SCOTTSDALE, AZ / ACCESSWIRE / September 18, 2020 / New technologies…Every time we read about technological breakthroughs, the majority are imagining new opportunities – either amazing goods and services or price reductions for something that was previously much more expensive to produce.
But progress also has a dark side. Wherever humanity learned to do something in a new way and much more efficiently, a huge number of people lost their source of livelihood and was often doomed to starvation. One of the best examples is the extinction of the English weavers in the 1830s following the widespread introduction of automatic looms. Year after year, technologies penetrated deeper and deeper into various fields of activity, and none of the professions “protected from technological obsolescence” lasted too long. Today, new technologies are preparing to shake the foundations of the global financial system, but we will only talk about a small part of the upcoming changes.
You have probably heard the phrase “A market is like a living organism.” To some extent, it is true. But until recently, there was not a single trading platform that would allow working with the market as a whole.
The fragmented markets of goods, securities, and currencies are a coherent whole for one simple reason – the presence of arbitrageurs. Thousands of traders scan the market looking for discrepancies between selling and buying prices in different markets, often for different currencies, testing the possibility of a series of profitable trades, and earning on the difference in prices. Billions of dollars are made by arbitrageurs from market inefficiencies, and until today, technology has been on their side. High-frequency trading and direct, like a light ray, fiber-optic communication lines connecting the US exchanges are examples of high technologies that have long been defining factors in this type of trading. The owners of the fastest systems and communication lines were in black. But the next technological leap is certain to become an avalanche sweeping away the arbitrage trading industry.
All trading platforms operate on the same principle. There is an orderbook with a buy and sell order for any trading instruments. On the most popular exchanges (such as NASDAQ, NYSE, JPX, LSE, etc…) trading instruments are traded vs the US dollar or the national currency depending on the jurisdiction of the exchange.
The same thing happens in the young crypto-assets market, all the most popular platforms provide trading instruments only vs most valuable cryptocurrencies such as BTC and ETH. In this case, available liquidity exists only in the trading pair where the order was placed. So, the liquidity transfer between trading pairs was performed by arbitrageurs.
Nick Price and his team of the 50x.com exchange have developed Any2Any Quantum Trade Core. Any2Any trade core represents the market as a unified graph (a decision network with nodes as orders) and allows trading any available on the exchange asset vs any other. So, any asset on the exchange can be “quote currency” and market inefficiency disappears – the sort of arbitrageurs income. After a deal, absolutely all trading pairs are in a state where arbitrage opportunities are absent since all of them – absolutely all – were found and executed by the trading core within one deal.

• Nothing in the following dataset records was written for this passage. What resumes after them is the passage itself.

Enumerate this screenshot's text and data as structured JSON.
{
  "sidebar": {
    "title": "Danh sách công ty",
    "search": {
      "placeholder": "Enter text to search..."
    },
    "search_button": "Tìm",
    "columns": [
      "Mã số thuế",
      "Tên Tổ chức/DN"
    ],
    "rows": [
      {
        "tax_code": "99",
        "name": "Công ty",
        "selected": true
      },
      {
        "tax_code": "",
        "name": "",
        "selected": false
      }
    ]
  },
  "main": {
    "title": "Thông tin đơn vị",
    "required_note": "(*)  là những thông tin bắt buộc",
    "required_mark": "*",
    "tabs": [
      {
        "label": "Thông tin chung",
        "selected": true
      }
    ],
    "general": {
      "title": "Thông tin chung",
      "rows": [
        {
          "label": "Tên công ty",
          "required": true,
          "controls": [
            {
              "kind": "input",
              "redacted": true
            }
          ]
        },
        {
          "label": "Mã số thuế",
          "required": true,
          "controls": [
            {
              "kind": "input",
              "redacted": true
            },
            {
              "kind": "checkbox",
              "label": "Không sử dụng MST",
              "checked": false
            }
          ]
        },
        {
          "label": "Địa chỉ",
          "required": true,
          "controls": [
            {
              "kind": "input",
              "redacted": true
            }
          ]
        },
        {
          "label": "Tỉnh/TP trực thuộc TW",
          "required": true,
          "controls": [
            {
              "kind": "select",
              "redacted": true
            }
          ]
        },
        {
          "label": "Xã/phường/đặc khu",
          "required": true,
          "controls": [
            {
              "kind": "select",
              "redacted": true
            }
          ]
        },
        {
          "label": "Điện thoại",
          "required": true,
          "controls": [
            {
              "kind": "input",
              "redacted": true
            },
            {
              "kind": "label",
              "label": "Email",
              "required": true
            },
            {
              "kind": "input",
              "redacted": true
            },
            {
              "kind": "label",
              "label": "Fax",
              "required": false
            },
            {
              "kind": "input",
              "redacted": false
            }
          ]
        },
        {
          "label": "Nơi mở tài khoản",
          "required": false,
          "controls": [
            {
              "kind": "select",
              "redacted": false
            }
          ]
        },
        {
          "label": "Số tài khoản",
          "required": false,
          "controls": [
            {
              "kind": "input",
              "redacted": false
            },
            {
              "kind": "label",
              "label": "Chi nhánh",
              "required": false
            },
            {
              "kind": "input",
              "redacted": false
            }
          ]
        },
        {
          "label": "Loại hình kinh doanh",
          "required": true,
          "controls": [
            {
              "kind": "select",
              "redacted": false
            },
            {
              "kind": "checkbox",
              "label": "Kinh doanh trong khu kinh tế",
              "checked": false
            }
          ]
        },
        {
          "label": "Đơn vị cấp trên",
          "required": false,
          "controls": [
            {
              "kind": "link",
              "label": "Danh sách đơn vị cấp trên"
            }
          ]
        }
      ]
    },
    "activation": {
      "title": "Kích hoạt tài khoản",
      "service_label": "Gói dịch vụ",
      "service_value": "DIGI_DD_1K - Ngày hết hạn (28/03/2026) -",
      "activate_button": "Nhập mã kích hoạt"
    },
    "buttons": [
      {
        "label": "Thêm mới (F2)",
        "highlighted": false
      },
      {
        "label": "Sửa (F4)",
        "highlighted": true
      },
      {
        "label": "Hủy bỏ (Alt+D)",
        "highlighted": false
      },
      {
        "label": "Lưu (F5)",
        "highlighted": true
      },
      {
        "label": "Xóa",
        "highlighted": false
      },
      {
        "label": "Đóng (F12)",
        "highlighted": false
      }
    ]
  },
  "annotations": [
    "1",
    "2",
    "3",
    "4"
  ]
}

The role of arbitrageurs in the new technology is played by the trading core itself, maximizing the volume of deals, and that’s not all. The main difference of the new paradigm is that in any orderbook, the available liquidity can be seen not only for this pair but also considering possible options for the order execution in other trading pairs. This leads to a significant increase in the available liquidity visible to the trader, which, as we know, encourages traders to trade, focused on holding positions.
An additional effect of the multi-vector execution using Any2Any technology is the increased market resistance to manipulations. While on traditional exchanges it is possible to “pump/dump the rate” with a series of deals, and all available liquidity is predictable, the appearance of large orders in Any2Any Core often causes cascading cross executions of orders and the appearance of additional liquidity in the trading core itself.
It should be reminded that on traditional exchanges, the liquidity flow between assets is provided by arbitrageurs. Here, they are left behind, since their functions were assumed by the trading core. Of course, while new technology is being tested on the crypto market, the high-frequency traders continue to pocket millions of dollars, but as we have seen many times, technology tends to become a public standard.
Will arbitrageurs survive in the new quantum trading cores reality, or will they disappear like the ones who have lost the evolutionary battle? Perhaps, pretty soon, we will find out the answer to this question. The time has come for breakthrough technologies, and they are certain to change the way of even the most traditional things.